All of a sudden from upwind witness could smell a very strong foul odor. He could tell it was moving. It was down on the river bottom, then came up toward him, and as it remained out of sight crossed behind him. He believes it crossed the equine trail to the top of the ridge, at the most 45 yards away. The smell continued past on his backside and then went away as quickly as it had come. There are thick evergreens between the stand and the top of the ridge. Witness stated that someone could be standing in there wearing blaze orange and you wouldn't see them.

About 45 minutes to an hour after smelling the foul odor witness heard a "thud thud" sound, like a big log was being hit against a tree. The thuds were about a half second apart. Then there were no sounds for about another hour, and then the exact same "thud thud" was heard again from exactly the same location.

Witness' friend, who was about 400 yards upstream, saw about fifteen deer, lots of squirrels and other wildlife while he was there. Witness saw no animals during the time he was in his location. He didn't hear much either. He heard a crane squawk after smelling the foul odor the first time, and saw eagles in the distance. Other than that it was very quiet. He told his friend that the woods were very quiet that day, but his friend said that there were all sorts of animal noises where he was sitting.

The farmer on the other side of the river from where the two were hunting has cows. The odor that witness smelled was nothing like cows or pigs. He is very familiar with all of the smells associated with these animals. The odor was very, very strong. It was like body odor mixed with what smelled like a dog that had rolled in decayed animal remains. He said he will never forget the smell. The odor did not seem very far away when he smelled it. It was very powerful. Powerful enough that it could be detected from upwind.

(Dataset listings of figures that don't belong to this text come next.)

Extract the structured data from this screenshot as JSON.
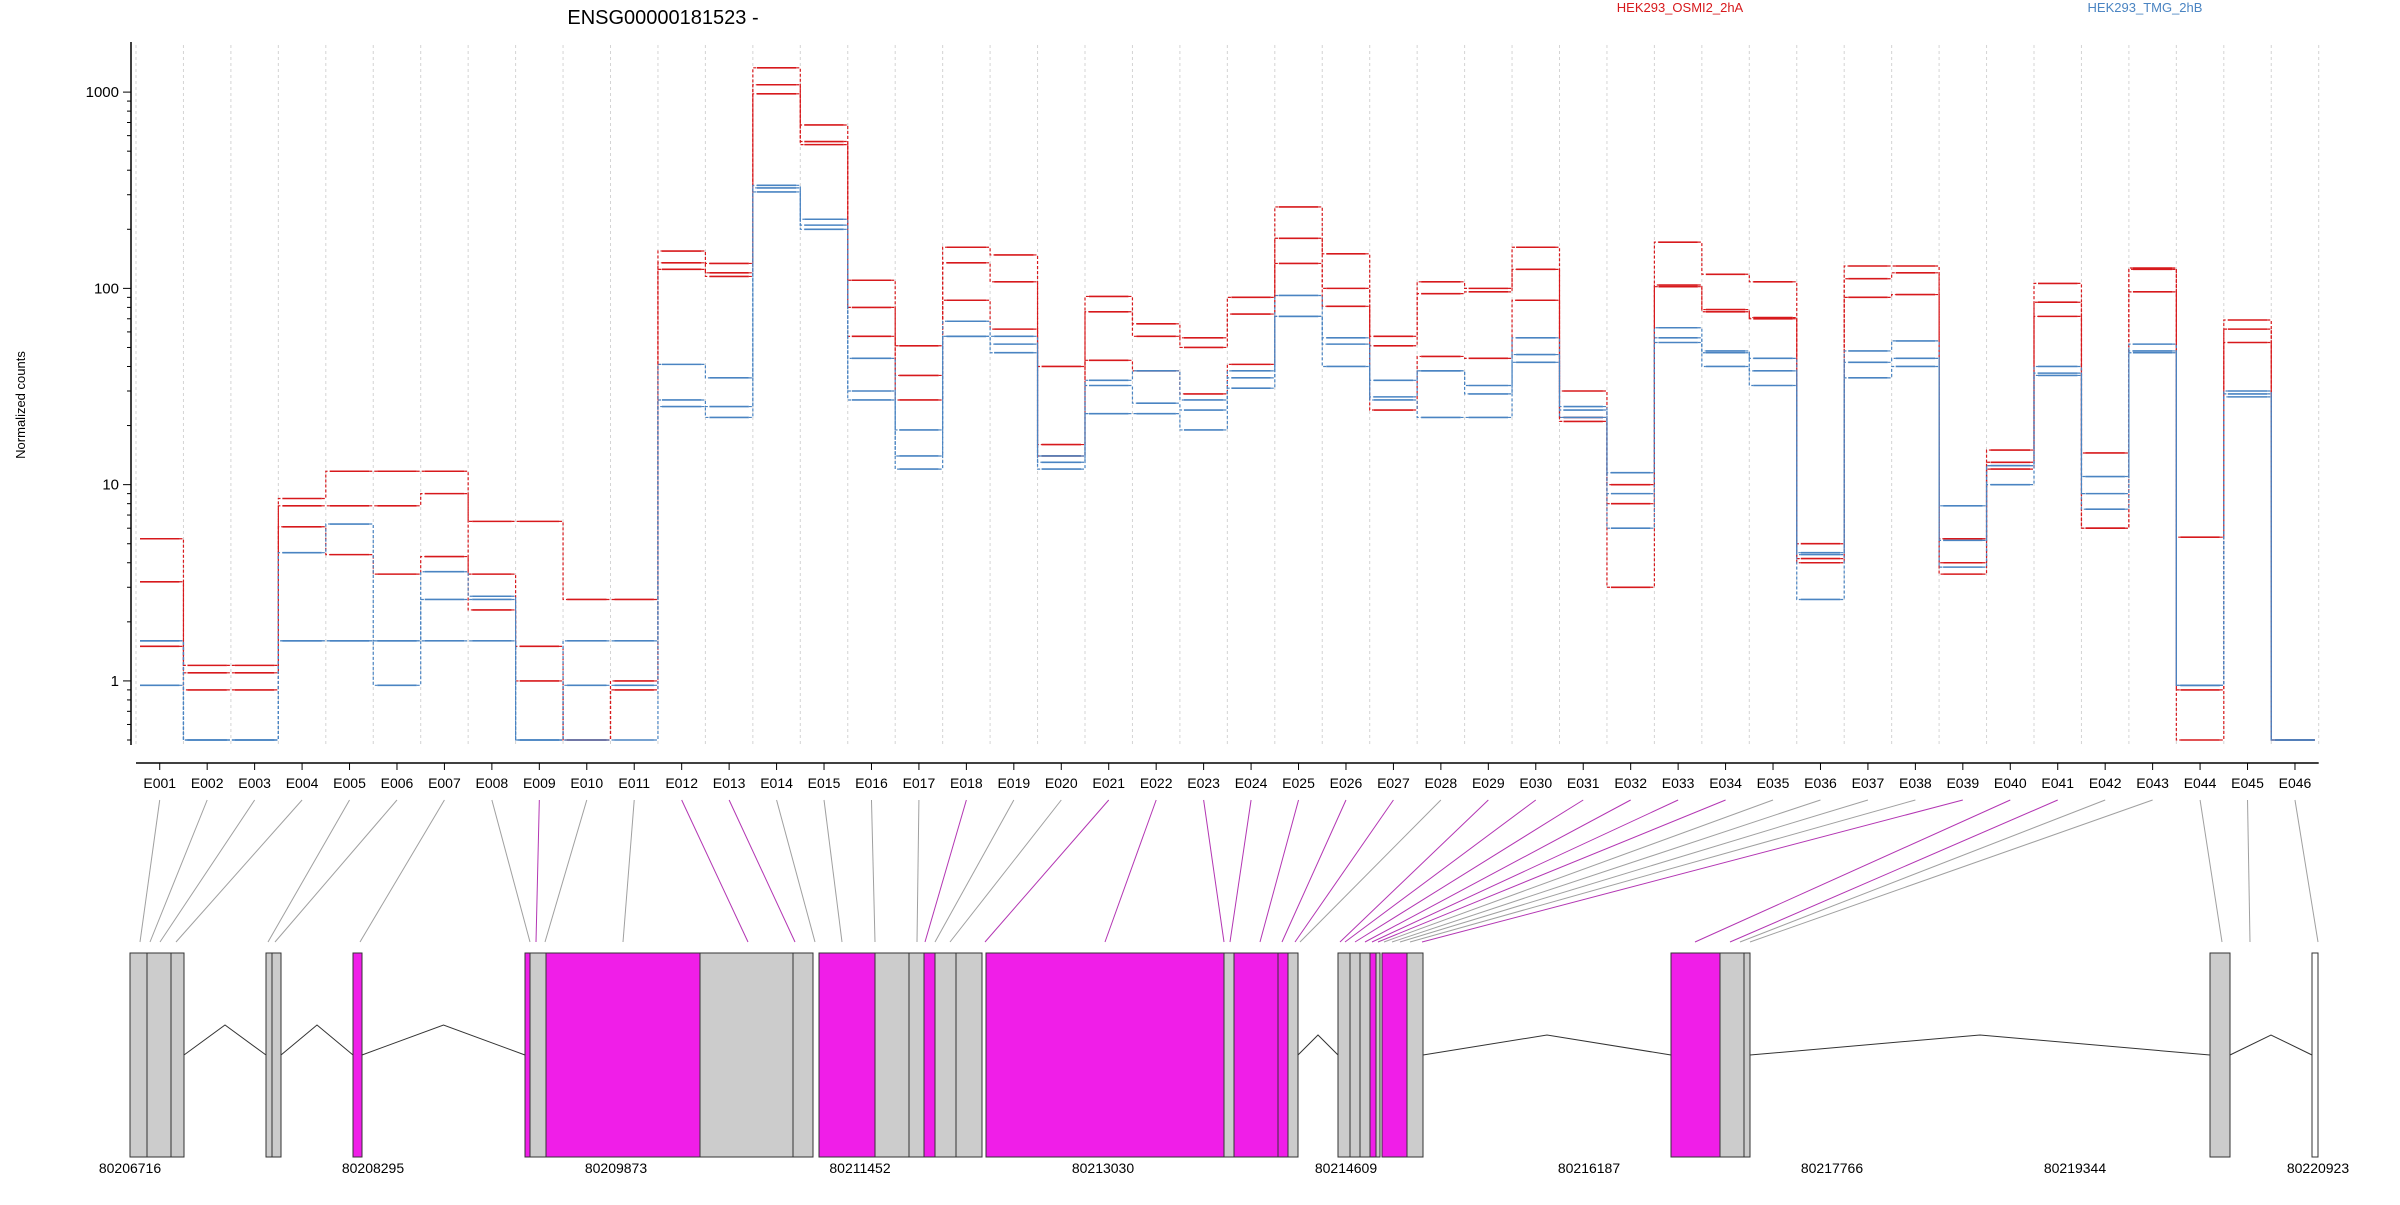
{
  "chart_data": {
    "type": "line",
    "title": "ENSG00000181523 -",
    "ylabel": "Normalized counts",
    "y_scale": "log",
    "ylim": [
      0.5,
      1800
    ],
    "y_ticks": [
      1,
      10,
      100,
      1000
    ],
    "y_tick_labels": [
      "1",
      "10",
      "100",
      "1000"
    ],
    "grid": "vertical dashed lines at exon boundaries",
    "legend_placement": "top-right",
    "categories": [
      "E001",
      "E002",
      "E003",
      "E004",
      "E005",
      "E006",
      "E007",
      "E008",
      "E009",
      "E010",
      "E011",
      "E012",
      "E013",
      "E014",
      "E015",
      "E016",
      "E017",
      "E018",
      "E019",
      "E020",
      "E021",
      "E022",
      "E023",
      "E024",
      "E025",
      "E026",
      "E027",
      "E028",
      "E029",
      "E030",
      "E031",
      "E032",
      "E033",
      "E034",
      "E035",
      "E036",
      "E037",
      "E038",
      "E039",
      "E040",
      "E041",
      "E042",
      "E043",
      "E044",
      "E045",
      "E046"
    ],
    "series": [
      {
        "legend": "HEK293_OSMI2_2hA",
        "color": "#d7191c",
        "values": [
          5.3,
          1.2,
          1.2,
          8.5,
          11.7,
          11.7,
          11.7,
          6.5,
          6.5,
          2.6,
          2.6,
          155,
          134,
          1330,
          680,
          110,
          51,
          162,
          148,
          40,
          91,
          66,
          56,
          90,
          260,
          150,
          57,
          108,
          100,
          162,
          30,
          10,
          172,
          118,
          108,
          5.0,
          130,
          130,
          5.3,
          15,
          106,
          14.5,
          127,
          5.4,
          69,
          0.5
        ]
      },
      {
        "legend": "",
        "color": "#d7191c",
        "values": [
          3.2,
          1.1,
          1.1,
          7.8,
          7.8,
          7.8,
          9.0,
          3.5,
          1.5,
          0.5,
          1.0,
          135,
          120,
          1090,
          560,
          80,
          36,
          135,
          108,
          16,
          76,
          57,
          50,
          74,
          180,
          100,
          51,
          94,
          96,
          125,
          22,
          8.0,
          104,
          78,
          71,
          4.2,
          112,
          120,
          4.0,
          13,
          85,
          6.0,
          125,
          0.9,
          62,
          0.5
        ]
      },
      {
        "legend": "",
        "color": "#d7191c",
        "values": [
          1.5,
          0.9,
          0.9,
          6.1,
          4.4,
          3.5,
          4.3,
          2.3,
          1.0,
          0.5,
          0.9,
          125,
          115,
          980,
          540,
          57,
          27,
          87,
          62,
          14,
          43,
          38,
          29,
          41,
          134,
          81,
          24,
          45,
          44,
          87,
          21,
          3.0,
          102,
          76,
          70,
          4.0,
          90,
          93,
          3.5,
          12,
          72,
          6.0,
          96,
          0.5,
          53,
          0.5
        ]
      },
      {
        "legend": "HEK293_TMG_2hB",
        "color": "#4a84c2",
        "values": [
          1.6,
          0.5,
          0.5,
          1.6,
          1.6,
          1.6,
          1.6,
          1.6,
          0.5,
          0.5,
          0.5,
          41,
          35,
          335,
          225,
          44,
          19,
          68,
          57,
          14,
          34,
          38,
          27,
          38,
          92,
          56,
          34,
          38,
          32,
          56,
          24,
          11.5,
          63,
          48,
          44,
          4.5,
          48,
          54,
          7.8,
          12.5,
          40,
          11,
          52,
          0.95,
          30,
          0.5
        ]
      },
      {
        "legend": "",
        "color": "#4a84c2",
        "values": [
          1.6,
          0.5,
          0.5,
          4.5,
          6.3,
          1.6,
          3.6,
          2.7,
          0.5,
          1.6,
          1.6,
          27,
          25,
          325,
          210,
          30,
          14,
          57,
          52,
          13,
          32,
          26,
          24,
          35,
          72,
          52,
          28,
          38,
          29,
          46,
          25,
          9,
          56,
          47,
          38,
          4.4,
          42,
          44,
          5.2,
          12.5,
          37,
          9,
          48,
          0.95,
          29,
          0.5
        ]
      },
      {
        "legend": "",
        "color": "#4a84c2",
        "values": [
          0.95,
          0.5,
          0.5,
          1.6,
          1.6,
          0.95,
          2.6,
          2.6,
          0.5,
          0.95,
          0.95,
          25,
          22,
          310,
          200,
          27,
          12,
          57,
          47,
          12,
          23,
          23,
          19,
          31,
          72,
          40,
          27,
          22,
          22,
          42,
          22,
          6,
          53,
          40,
          32,
          2.6,
          35,
          40,
          3.8,
          10,
          36,
          7.5,
          47,
          0.95,
          28,
          0.5
        ]
      }
    ],
    "gene_model": {
      "genomic_ticks": [
        "80206716",
        "80208295",
        "80209873",
        "80211452",
        "80213030",
        "80214609",
        "80216187",
        "80217766",
        "80219344",
        "80220923"
      ],
      "exon_fill": "#cccccc",
      "highlight_fill": "#f01ee8"
    }
  }
}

I find the witness to be very credible. He is a very serious hunter and astute observer of nature. It seems that it was very obvious to him that the afternoon of the incident was very different. It was unlike anything he had ever experienced or has experienced since. No other smells or out-of-place sounds have been experienced by this witness over several years of being in this area.

Cardinal Marsh Wildlife Management Area encompasses 1,171 acres in northeast Iowa, and includes a portion of the Turkey River and a 145 acre marsh. The Turkey River is a clear cold stream that originates a few miles to the west, and is fed by numerous springs. The environment of the management area is diverse, with boggy soils, rocky bluffs and well drained sandy uplands. Old growth forests are present, as well as extensive stands of oak and walnut which are under management to provide habitat for wildlife, maintain the natural beauty of the area and control erosion. Other species common to the area include hickory, maple, cherry, elm, ash and cedar in the uplands, and maple, cottonwood, ash, hackberry and willow in the floodplain. Conifers have been introduced for wildlife habitat.


About BFRO Investigator Steve Moon:

A native of southeast Iowa, Steve has long been a cave explorer and outdoor adventurer. He became involved in bigfoot research in 2008, and has since organized numerous private expeditions in Iowa and attended public expeditions in Illinois, Missouri, Wisconsin, Minnesota and Tennessee. Steve organized the BFRO Iowa Hill Country Expeditions in 2011 and 2012, and the BFRO Iowa Big River Expedition in 2013. He is currently organizing the BFRO Iowa Big River Expedition for 2014.